The trial has been accompanied by unconfirmed suggestions in the Iranian media that the two men -- journalist Adnan Hassanpur and social activist Hiwa Butimar -- were working with banned groups that oppose the government.
Iran's heavily Kurdish northwest is the scene of sporadic tensions between locals and the central authorities.
Hassanpur and Butimar were reportedly convicted of acting against Iran's national security.
The men are currently being held at an unknown location or locations.
Some Iranian news websites have suggested that both men are members of Kurdish groups that oppose the central government.
Hassanpur's sister today rejected such suggestions in comments to Radio Farda:
"I think his only [offense] is his pen and the articles he has written," she said. "As Adnan's sister, I know all about him -- he didn't have any relation to any political party inside or outside Iran. All our relatives and friends know that Adnan was not related to any [opposition] parties and he's been a totally independent journalist."

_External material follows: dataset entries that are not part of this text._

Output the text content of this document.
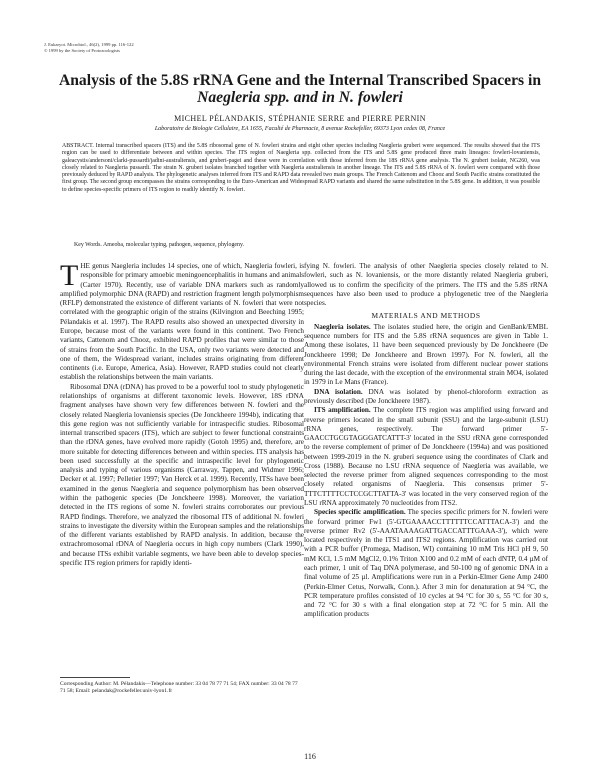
J. Eukaryot. Microbiol., 46(2), 1999 pp. 116-122
© 1999 by the Society of Protozoologists
Analysis of the 5.8S rRNA Gene and the Internal Transcribed Spacers in
Naegleria spp. and in N. fowleri
MICHEL PÉLANDAKIS, STÉPHANIE SERRE and PIERRE PERNIN
Laboratoire de Biologie Cellulaire, EA 1655, Faculté de Pharmacie, 8 avenue Rockefeller, 69373 Lyon cedex 08, France
ABSTRACT. Internal transcribed spacers (ITS) and the 5.8S ribosomal gene of N. fowleri strains and eight other species including Naegleria gruberi were sequenced. The results showed that the ITS region can be used to differentiate between and within species. The ITS region of Naegleria spp. collected from the ITS and 5.8S gene produced three main lineages: fowleri-lovaniensis, galeacystis/andersoni/clarki-pussardi/jadini-australiensis, and gruberi-pagei and these were in correlation with those inferred from the 18S rRNA gene analysis. The N. gruberi isolate, NG260, was closely related to Naegleria pussardi. The strain N. gruberi isolates branched together with Naegleria australiensis in another lineage. The ITS and 5.8S rRNA of N. fowleri were compared with those previously deduced by RAPD analysis. The phylogenetic analyses inferred from ITS and RAPD data revealed two main groups. The French Cattenom and Chooz and South Pacific strains constituted the first group. The second group encompasses the strains corresponding to the Euro-American and Widespread RAPD variants and shared the same substitution in the 5.8S gene. In addition, it was possible to define species-specific primers of ITS region to readily identify N. fowleri.
Key Words. Ameoba, molecular typing, pathogen, sequence, phylogeny.

THE genus Naegleria includes 14 species, one of which, Naegleria fowleri, is responsible for primary amoebic meningoencephalitis in humans and animals (Carter 1970). Recently, use of variable DNA markers such as randomly amplified polymorphic DNA (RAPD) and restriction fragment length polymorphism (RFLP) demonstrated the existence of different variants of N. fowleri that were not correlated with the geographic origin of the strains (Kilvington and Beeching 1995; Pélandakis et al. 1997). The RAPD results also showed an unexpected diversity in Europe, because most of the variants were found in this continent. Two French variants, Cattenom and Chooz, exhibited RAPD profiles that were similar to those of strains from the South Pacific. In the USA, only two variants were detected and one of them, the Widespread variant, includes strains originating from different continents (i.e. Europe, America, Asia). However, RAPD studies could not clearly establish the relationships between the main variants.

Ribosomal DNA (rDNA) has proved to be a powerful tool to study phylogenetic relationships of organisms at different taxonomic levels. However, 18S rDNA fragment analyses have shown very few differences between N. fowleri and the closely related Naegleria lovaniensis species (De Jonckheere 1994b), indicating that this gene region was not sufficiently variable for intraspecific studies. Ribosomal internal transcribed spacers (ITS), which are subject to fewer functional constraints than the rDNA genes, have evolved more rapidly (Gotoh 1995) and, therefore, are more suitable for detecting differences between and within species. ITS analysis has been used successfully at the specific and intraspecific level for phylogenetic analysis and typing of various organisms (Carraway, Tappen, and Widmer 1996; Decker et al. 1997; Pelletier 1997; Van Herck et al. 1999). Recently, ITSs have been examined in the genus Naegleria and sequence polymorphism has been observed within the pathogenic species (De Jonckheere 1998). Moreover, the variation detected in the ITS regions of some N. fowleri strains corroborates our previous RAPD findings. Therefore, we analyzed the ribosomal ITS of additional N. fowleri strains to investigate the diversity within the European samples and the relationships of the different variants established by RAPD analysis. In addition, because the extrachromosomal rDNA of Naegleria occurs in high copy numbers (Clark 1990), and because ITSs exhibit variable segments, we have been able to develop species-specific ITS region primers for rapidly identi-

fying N. fowleri. The analysis of other Naegleria species closely related to N. fowleri, such as N. lovaniensis, or the more distantly related Naegleria gruberi, allowed us to confirm the specificity of the primers. The ITS and the 5.8S rRNA sequences have also been used to produce a phylogenetic tree of the Naegleria species.

MATERIALS AND METHODS

Naegleria isolates. The isolates studied here, the origin and GenBank/EMBL sequence numbers for ITS and the 5.8S rRNA sequences are given in Table 1. Among these isolates, 11 have been sequenced previously by De Jonckheere (De Jonckheere 1998; De Jonckheere and Brown 1997). For N. fowleri, all the environmental French strains were isolated from different nuclear power stations during the last decade, with the exception of the environmental strain MO4, isolated in 1979 in Le Mans (France).

DNA isolation. DNA was isolated by phenol-chloroform extraction as previously described (De Jonckheere 1987).

ITS amplification. The complete ITS region was amplified using forward and reverse primers located in the small subunit (SSU) and the large-subunit (LSU) rRNA genes, respectively. The forward primer 5'-GAACCTGCGTAGGGATCATTT-3' located in the SSU rRNA gene corresponded to the reverse complement of primer of De Jonckheere (1994a) and was positioned between 1999-2019 in the N. gruberi sequence using the coordinates of Clark and Cross (1988). Because no LSU rRNA sequence of Naegleria was available, we selected the reverse primer from aligned sequences corresponding to the most closely related organisms of Naegleria. This consensus primer 5'-TTTCTTTTCCTCCGCTTATTA-3' was located in the very conserved region of the LSU rRNA approximately 70 nucleotides from ITS2.

Species specific amplification. The species specific primers for N. fowleri were the forward primer Fw1 (5'-GTGAAAACCTTTTTTCCATTTACA-3') and the reverse primer Rv2 (5'-AAATAAAAGATTGACCATTTGAAA-3'), which were located respectively in the ITS1 and ITS2 regions. Amplification was carried out with a PCR buffer (Promega, Madison, WI) containing 10 mM Tris HCl pH 9, 50 mM KCl, 1.5 mM MgCl2, 0.1% Triton X100 and 0.2 mM of each dNTP, 0.4 µM of each primer, 1 unit of Taq DNA polymerase, and 50-100 ng of genomic DNA in a final volume of 25 µl. Amplifications were run in a Perkin-Elmer Gene Amp 2400 (Perkin-Elmer Cetus, Norwalk, Conn.). After 3 min for denaturation at 94 °C, the PCR temperature profiles consisted of 10 cycles at 94 °C for 30 s, 55 °C for 30 s, and 72 °C for 30 s with a final elongation step at 72 °C for 5 min. All the amplification products

Corresponding Author: M. Pélandakis—Telephone number: 33 04 78 77 71 54; FAX number: 33 04 78 77 71 58; Email: pelandak@rockefeller.univ-lyon1.fr
116
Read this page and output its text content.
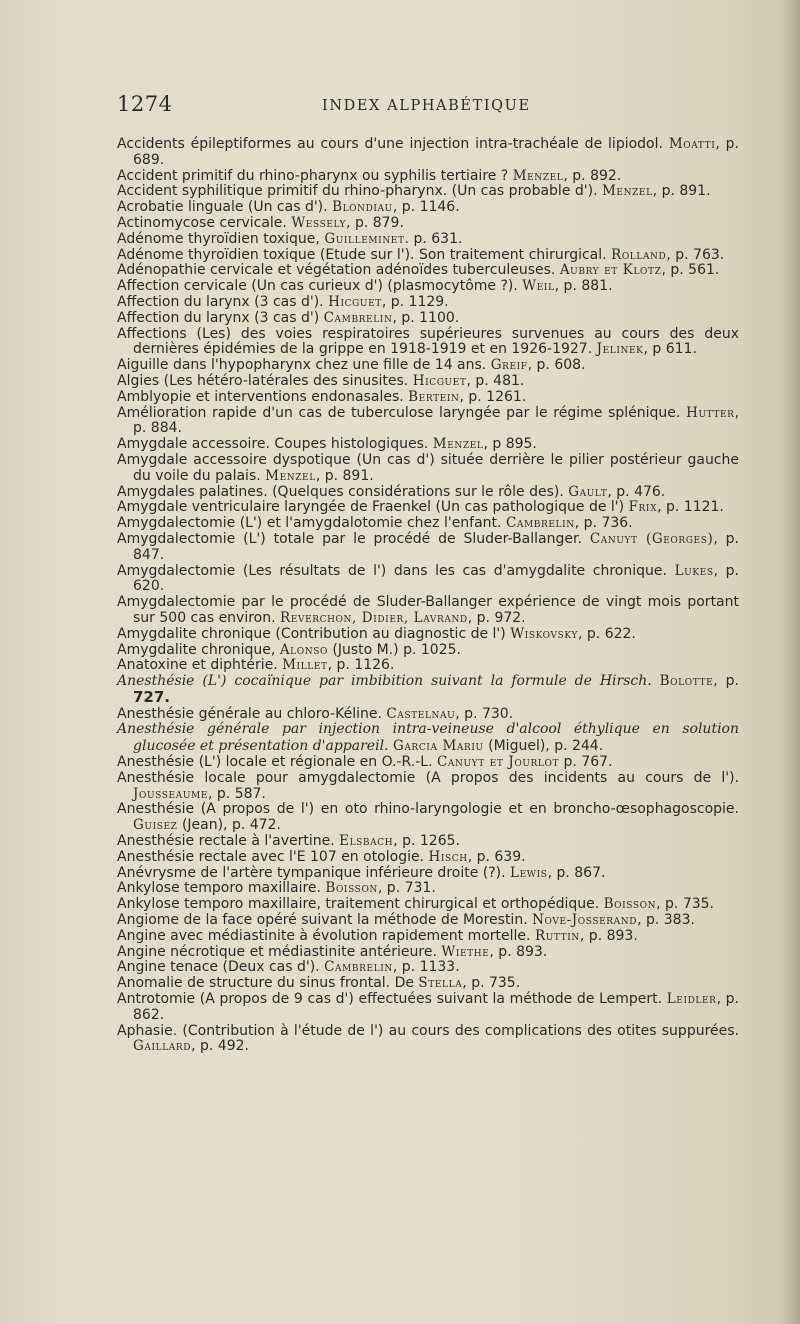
1274	INDEX ALPHABÉTIQUE

Accidents épileptiformes au cours d'une injection intra-trachéale de lipiodol. Moatti, p. 689.

Accident primitif du rhino-pharynx ou syphilis tertiaire ? Menzel, p. 892.

Accident syphilitique primitif du rhino-pharynx. (Un cas probable d'). Menzel, p. 891.

Acrobatie linguale (Un cas d'). Blondiau, p. 1146.

Actinomycose cervicale. Wessely, p. 879.

Adénome thyroïdien toxique, Guilleminet. p. 631.

Adénome thyroïdien toxique (Etude sur l'). Son traitement chirurgical. Rolland, p. 763.

Adénopathie cervicale et végétation adénoïdes tuberculeuses. Aubry et Klotz, p. 561.

Affection cervicale (Un cas curieux d') (plasmocytôme ?). Weil, p. 881.

Affection du larynx (3 cas d'). Hicguet, p. 1129.

Affection du larynx (3 cas d') Cambrelin, p. 1100.

Affections (Les) des voies respiratoires supérieures survenues au cours des deux dernières épidémies de la grippe en 1918-1919 et en 1926-1927. Jelinek, p 611.

Aiguille dans l'hypopharynx chez une fille de 14 ans. Greif, p. 608.

Algies (Les hétéro-latérales des sinusites. Hicguet, p. 481.

Amblyopie et interventions endonasales. Bertein, p. 1261.

Amélioration rapide d'un cas de tuberculose laryngée par le régime splénique. Hutter, p. 884.

Amygdale accessoire. Coupes histologiques. Menzel, p 895.

Amygdale accessoire dyspotique (Un cas d') située derrière le pilier postérieur gauche du voile du palais. Menzel, p. 891.

Amygdales palatines. (Quelques considérations sur le rôle des). Gault, p. 476.

Amygdale ventriculaire laryngée de Fraenkel (Un cas pathologique de l') Frix, p. 1121.

Amygdalectomie (L') et l'amygdalotomie chez l'enfant. Cambrelin, p. 736.

Amygdalectomie (L') totale par le procédé de Sluder-Ballanger. Canuyt (Georges), p. 847.

Amygdalectomie (Les résultats de l') dans les cas d'amygdalite chronique. Lukes, p. 620.

Amygdalectomie par le procédé de Sluder-Ballanger expérience de vingt mois portant sur 500 cas environ. Reverchon, Didier, Lavrand, p. 972.

Amygdalite chronique (Contribution au diagnostic de l') Wiskovsky, p. 622.

Amygdalite chronique, Alonso (Justo M.) p. 1025.

Anatoxine et diphtérie. Millet, p. 1126.

Anesthésie (L') cocaïnique par imbibition suivant la formule de Hirsch. Bolotte, p. 727.

Anesthésie générale au chloro-Kéline. Castelnau, p. 730.

Anesthésie générale par injection intra-veineuse d'alcool éthylique en solution glucosée et présentation d'appareil. Garcia Mariu (Miguel), p. 244.

Anesthésie (L') locale et régionale en O.-R.-L. Canuyt et Jourlot p. 767.

Anesthésie locale pour amygdalectomie (A propos des incidents au cours de l'). Jousseaume, p. 587.

Anesthésie (A propos de l') en oto rhino-laryngologie et en broncho-œsophagoscopie. Guisez (Jean), p. 472.

Anesthésie rectale à l'avertine. Elsbach, p. 1265.

Anesthésie rectale avec l'E 107 en otologie. Hisch, p. 639.

Anévrysme de l'artère tympanique inférieure droite (?). Lewis, p. 867.

Ankylose temporo maxillaire. Boisson, p. 731.

Ankylose temporo maxillaire, traitement chirurgical et orthopédique. Boisson, p. 735.

Angiome de la face opéré suivant la méthode de Morestin. Nove-Josserand, p. 383.

Angine avec médiastinite à évolution rapidement mortelle. Ruttin, p. 893.

Angine nécrotique et médiastinite antérieure. Wiethe, p. 893.

Angine tenace (Deux cas d'). Cambrelin, p. 1133.

Anomalie de structure du sinus frontal. De Stella, p. 735.

Antrotomie (A propos de 9 cas d') effectuées suivant la méthode de Lempert. Leidler, p. 862.

Aphasie. (Contribution à l'étude de l') au cours des complications des otites suppurées. Gaillard, p. 492.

Hassanpur was a member of the editorial board of the weekly "Assu," which covered the situation in Iran's Kurdistan Province -- including unrest in 2005 over the death of a youth activist.
The weekly was shut down by authorities in August 2005.
Reports say Hassanpur has been in jail since late January.
Butimar was reportedly jailed in early January.
The news of the death sentences against the two Kurds came as four Iranian-Americans, three of whom are in detention, are also facing charges of acting against Iran's nationality security.